I know that there are some who erroneously claim that the phrase “perseverance of the saints” suggests that the believer’s continuance as a child of God is based upon his works, as if some form of works righteousness is in view. However, that is an absurd claim. The Scripture verses referred to in the Second London Baptist Confession are John 10.28-29, Philippians 1.6, Second Timothy 2.19, First John 2.19, Psalm 89.31-32, First Corinthians 11.32, and Malachi 3.6. I defy anyone to find any reference to works righteousness in any of those passages. Rather, they are verses that attest to one’s behavior as indications of one’s true spiritual condition, even when a sinning believer is chastened by His heavenly Father.

 

Let me disavow any notion that any confession of faith has equal weight with Scripture. Not at all. I reference the Baptist confessions merely to show what Baptists of the past believed about “perseverance of the saints” in contrast to their complete silence about “eternal security,” and to show that “perseverance of the saints” was not held by our Baptist forbears to mean anything like works righteousness to maintain one’s salvation. What is so sadly true in these last days is a disconnect between the claim that one is a Christian and the corresponding behavior that God’s Word declares is evidence that a vital relationship with God through faith in Jesus Christ actually exists. In other words, the Bible teaches that Christians walk the walk, rather than just talking the talk.
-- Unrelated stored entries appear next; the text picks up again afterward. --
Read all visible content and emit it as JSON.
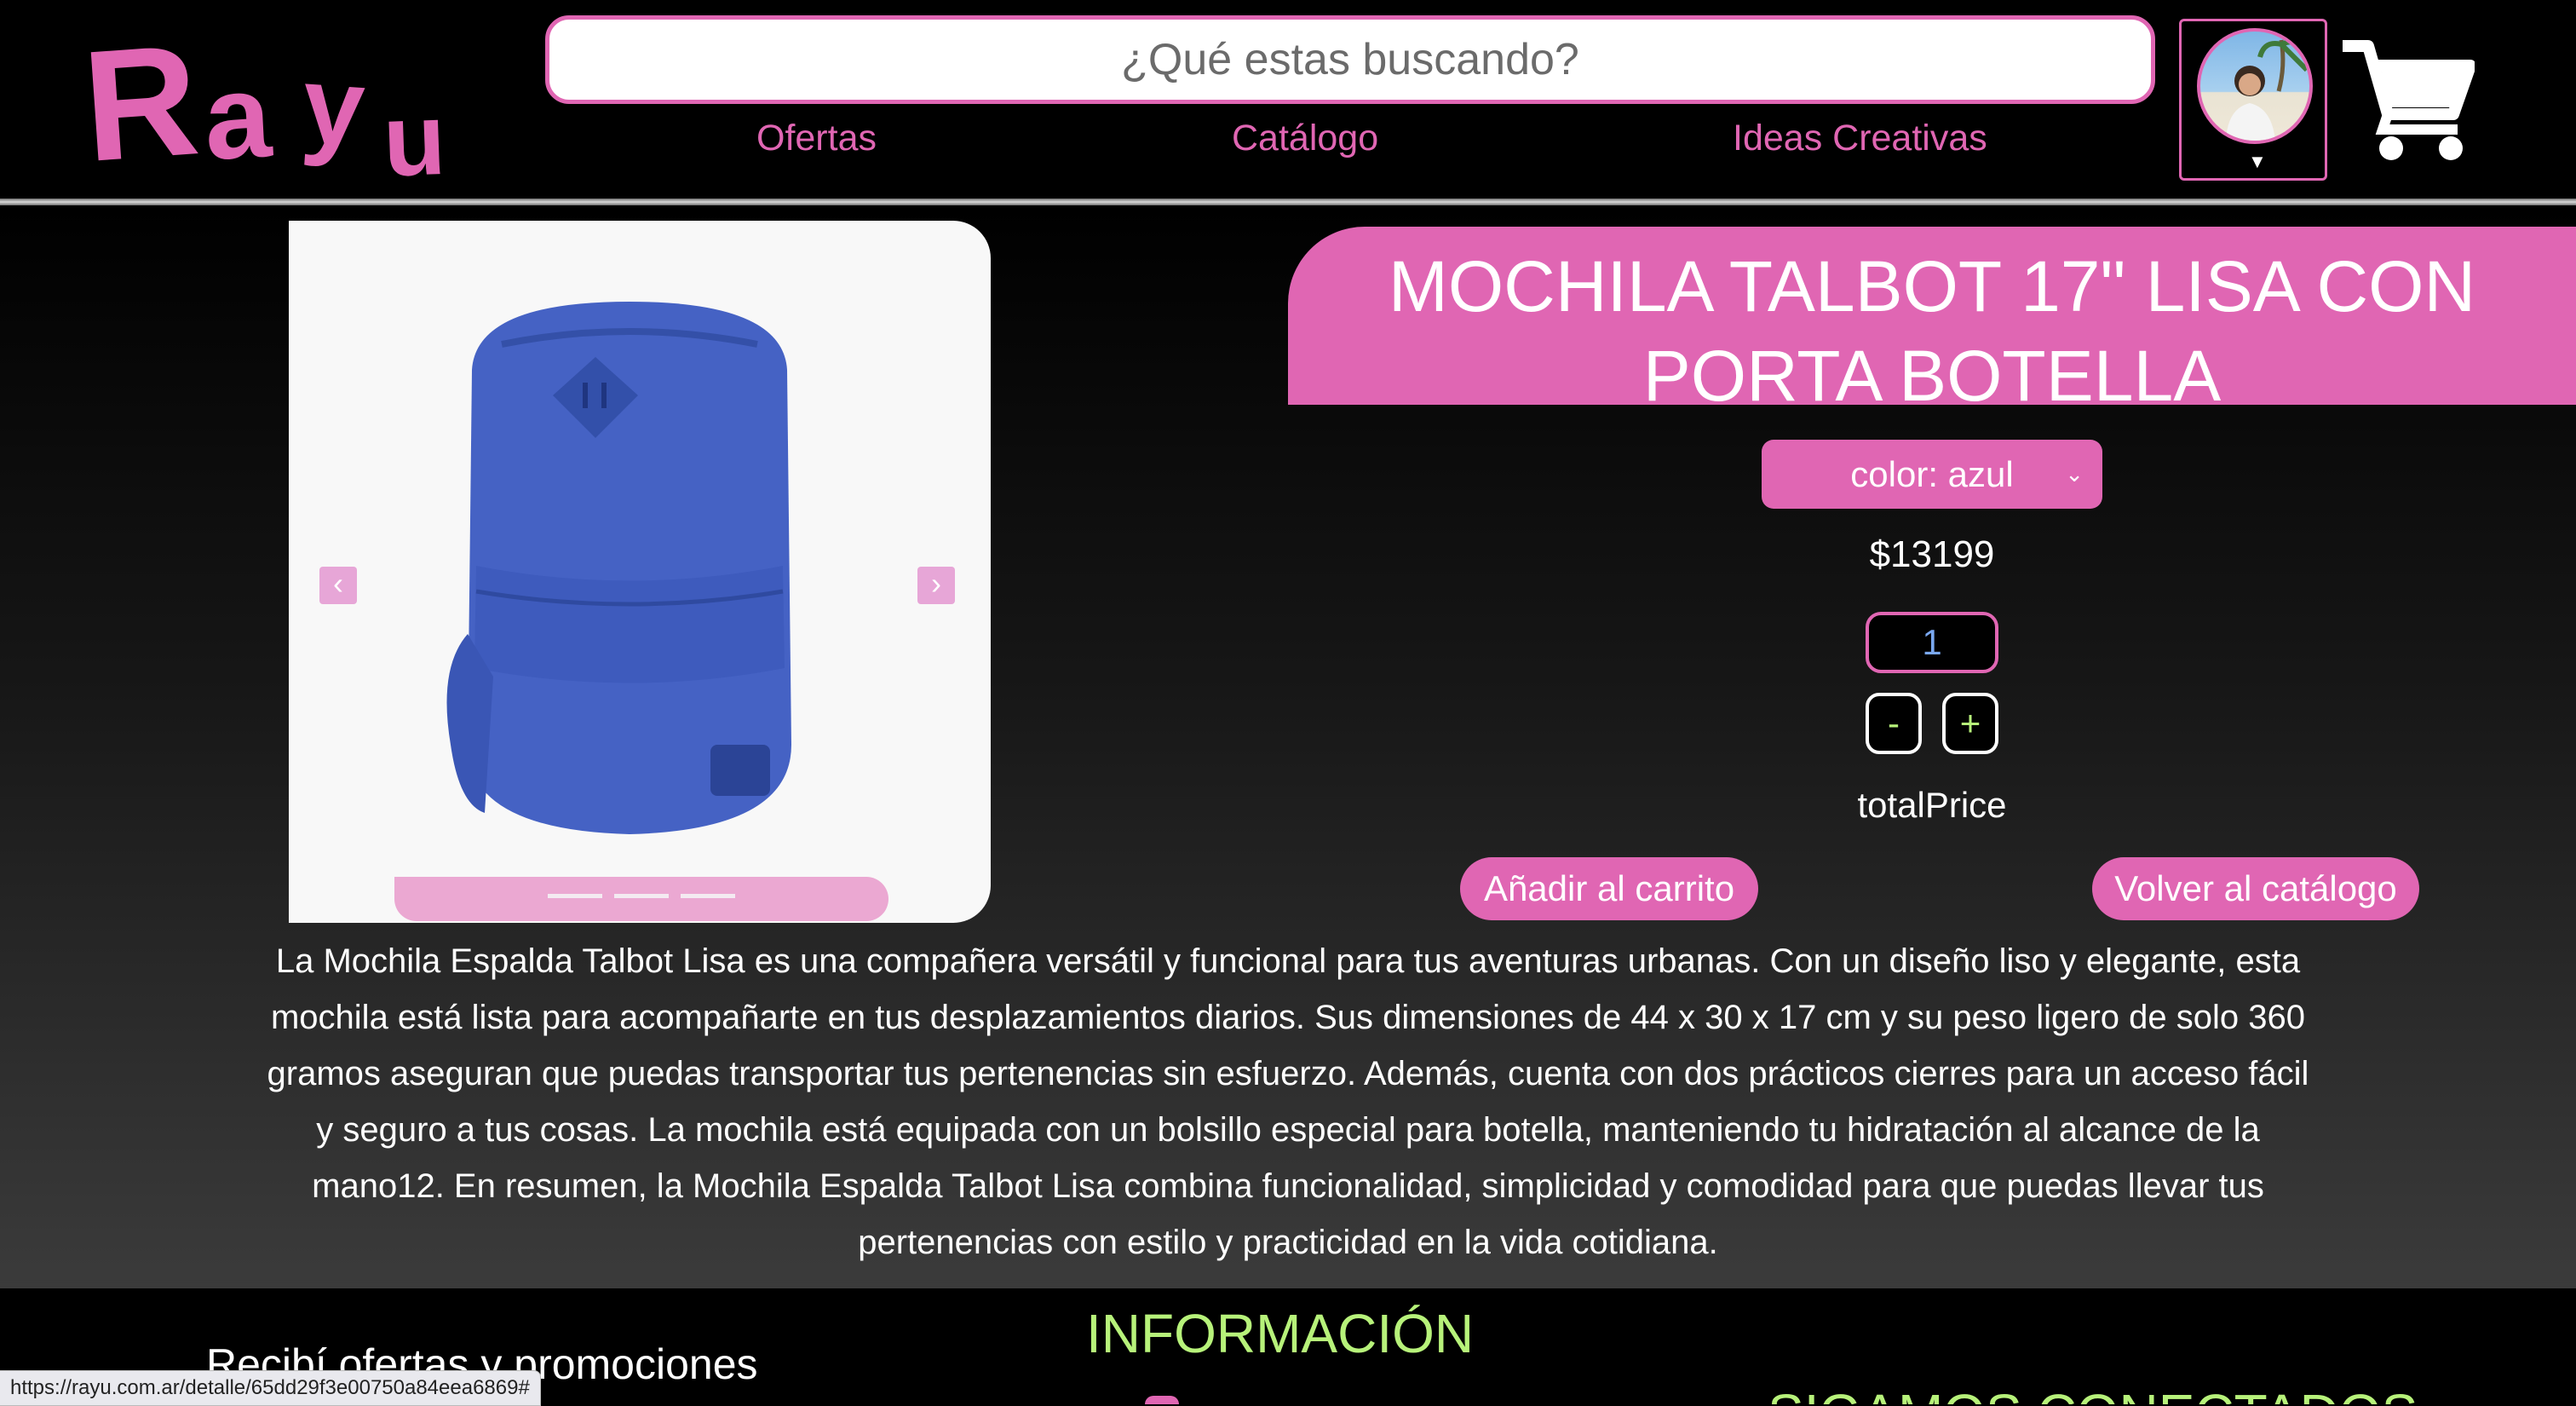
{
  "header": {
    "logo_text": "Rayu",
    "search_placeholder": "¿Qué estas buscando?",
    "nav": [
      {
        "label": "Ofertas"
      },
      {
        "label": "Catálogo"
      },
      {
        "label": "Ideas Creativas"
      }
    ],
    "avatar_icon": "user-avatar",
    "cart_icon": "shopping-cart-icon"
  },
  "product": {
    "title_line1": "MOCHILA TALBOT 17\" LISA CON",
    "title_line2": "PORTA BOTELLA",
    "color_select": "color: azul",
    "price": "$13199",
    "quantity": "1",
    "minus_label": "-",
    "plus_label": "+",
    "total_label": "totalPrice",
    "add_to_cart_label": "Añadir al carrito",
    "back_to_catalog_label": "Volver al catálogo",
    "image_color": "#3f5cb8",
    "description": "La Mochila Espalda Talbot Lisa es una compañera versátil y funcional para tus aventuras urbanas. Con un diseño liso y elegante, esta mochila está lista para acompañarte en tus desplazamientos diarios. Sus dimensiones de 44 x 30 x 17 cm y su peso ligero de solo 360 gramos aseguran que puedas transportar tus pertenencias sin esfuerzo. Además, cuenta con dos prácticos cierres para un acceso fácil y seguro a tus cosas. La mochila está equipada con un bolsillo especial para botella, manteniendo tu hidratación al alcance de la mano12. En resumen, la Mochila Espalda Talbot Lisa combina funcionalidad, simplicidad y comodidad para que puedas llevar tus pertenencias con estilo y practicidad en la vida cotidiana."
  },
  "footer": {
    "info_title": "INFORMACIÓN",
    "promo_title": "Recibí ofertas y promociones",
    "connect_title": "SIGAMOS CONECTADOS"
  },
  "status_bar": {
    "url": "https://rayu.com.ar/detalle/65dd29f3e00750a84eea6869#"
  },
  "colors": {
    "accent": "#e066b3",
    "secondary_accent": "#b7f27a",
    "background": "#000000"
  }
}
We conclude by turning to First Corinthians 15.10, where the Apostle Paul writes, “But by the grace of God I am what I am: and his grace which was bestowed upon me was not in vain; but I laboured more abundantly than they all: yet not I, but the grace of God which was with me.” Four phrases comprise this verse: First, Paul gives glory to God for being the kind of Christian and servant of God he proved to be: “But by the grace of God I am what I am.” Aren’t you glad he did not write, “But by the grace of God I am what I am not?” Though Paul was not perfect, there was a God-given consistency in his life. Next, Paul shows the practical benefit of God’s grace to transform his life into a vital and visible testimony, rather than being some empty boast: “and his grace which was bestowed upon me was not in vain.” Third, do you see the result of God’s grace in Paul’s life? There was fruit. Paul produced: “but I laboured more abundantly than they all.” My friend, this is perseverance. Finally, however, notice that it was not works righteousness, or any effort claimed by Paul that preserved his relationship with God. Rather, it was his relationship with God that resulted in his perseverance: “yet not I, but the grace of God which was with me.”

What about a final turning away? What about that person who does not persevere to the end? “Eternal security” does not properly speak to that person at all, but the Bible, and the phrase “perseverance of the saints” very clearly shows the real condition of that individual’s soul.



[1] Joel R. Beeke, The Quest For Full Assurance, (Carlisle, Pennsylvania: The Banner of Truth Trust, 1999), pages 120-121.

[2] Stanley J. Grenz, David Guretzki & Cherith Fee Nordling, Pocket Dictionary of Theological Terms, (Downers Grove, IL: InterVarsity Press, 1999), pages 89-90.

[3] Ibid., page 12.

[7]Webster’s New Universal Unabridged Dictionary, (New York: Barnes & Noble Books, 1996), page 1444.